Christine Stuart / ctnewsjunkie
Gov. Dannel P. Malloy (Christine Stuart / ctnewsjunkie)

HARTFORD, CT — (Updated 3/20) Gov. Dannel P. Malloy’s bill to ban bump stocks may not have gotten a public hearing or a vote in the Public Safety and Security Committee, but the Judiciary Committee will hear testimony Friday on a similar bill.

“I can’t frankly understand how the committee failed to vote it out,” Malloy said Monday. “I think a lot of time has been spent on casinos and not enough time perhaps spent on this very big issue, which is overwhelmingly supported by the American people and overwhelmingly supported by the people of Connecticut.”

Malloy made the proposal in January before the start of the legislative session.

Bump stocks were used in the Las Vegas shooting where the shooter was able to fire an estimated 90 shots in 10 seconds.

Since the beginning of the year, Massachusetts, California, Washington, New Jersey and Florida have banned bump stocks on a bipartisan basis.

Malloy said his staff was told by staff of the Public Safety and Security Committee that they were going to refer the bill to the Judiciary Committee.

“If it happens in one committee, it can happen in two committees,” Malloy said.

Sen. Tim Larson, D-East Hartford, co-chairs the Public Safety and Security Committee, said there was a consensus among his members that since the Judiciary Committee already had a bill there was no reason to move forward with a referral of the governor’s bill. He said it’s likely the bill the Judiciary Committee will take up will be referred back to Public Safety for a debate at a later date.

He said they were working on tight time constraints and Friday was their last meeting so they had to get a lot of work done.

“Florida’s, New Jersey’s, and Massachusetts’ bills were all signed by Republican governors,” Malloy noted. “I hope that members of the General Assembly will heed the call of countless students, teachers, and everyday people across Connecticut and across our nation, and find a way to pass this important legislation this year.”

Jeremy Stein, executive director of CT Against Gun Violence, Inc., said “It is alarming, in the wake of tragedies such as Las Vegas, Sutherland Springs and Parkland that the Public Safety Committee would not even vote on the measure. It is clear that the people of Connecticut, and the rest of the country, do not want bump stocks in our society.”

The decision not to vote on any gun related legislation isn’t new for the Public Safety and Security Committee. It was a practice they adopted last year too when the margins between Republicans and Democrats shrank to one.

Most of the gun-related legislation will be held again by the Judiciary Committee. Even though Democrats still hold a one vote margin over Republicans in that committee, it’s thought to be a friendlier committee for these types of debates.

The Judiciary Committee will hold a public hearing 10 a.m.

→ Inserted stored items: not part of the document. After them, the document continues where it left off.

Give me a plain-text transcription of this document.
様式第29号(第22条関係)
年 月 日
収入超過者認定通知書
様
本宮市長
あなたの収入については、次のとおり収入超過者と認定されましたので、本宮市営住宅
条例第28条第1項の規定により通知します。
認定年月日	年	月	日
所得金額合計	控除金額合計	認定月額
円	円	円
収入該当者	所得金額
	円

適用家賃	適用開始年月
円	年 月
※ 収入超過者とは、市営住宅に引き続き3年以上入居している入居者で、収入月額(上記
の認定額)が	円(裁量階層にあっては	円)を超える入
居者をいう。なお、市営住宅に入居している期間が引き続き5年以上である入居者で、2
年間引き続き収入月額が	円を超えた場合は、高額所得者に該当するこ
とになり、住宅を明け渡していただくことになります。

Friday on a bill to ban bump stocks.

The Connecticut Citizens Defense League says it’s feel good legislation since these devices can be made with common household items. Not to mention Connecticut already bans certain firearms and limits magazine capacities so it renders such devices ineffective. The group has said the devices are not commonly owned by legal gun owners.

“The language in both the Governor’s Bill and the Judiciary Bill is vague enough that normal trigger function, or routine work conducted by a certified gunsmith could potentially be considered a criminal act,” Scott Wilson, president of CCDL, said. “If the intent was to simply ban bumpstocks, the Judiciary Committee took the long way to get there. This bill could imperil many legal gun owners that do not care about the devices in question.”

CCDL had a display last week in the tunnel between the Legislative Office Building and the state Capitol to educate lawmakers about the devices.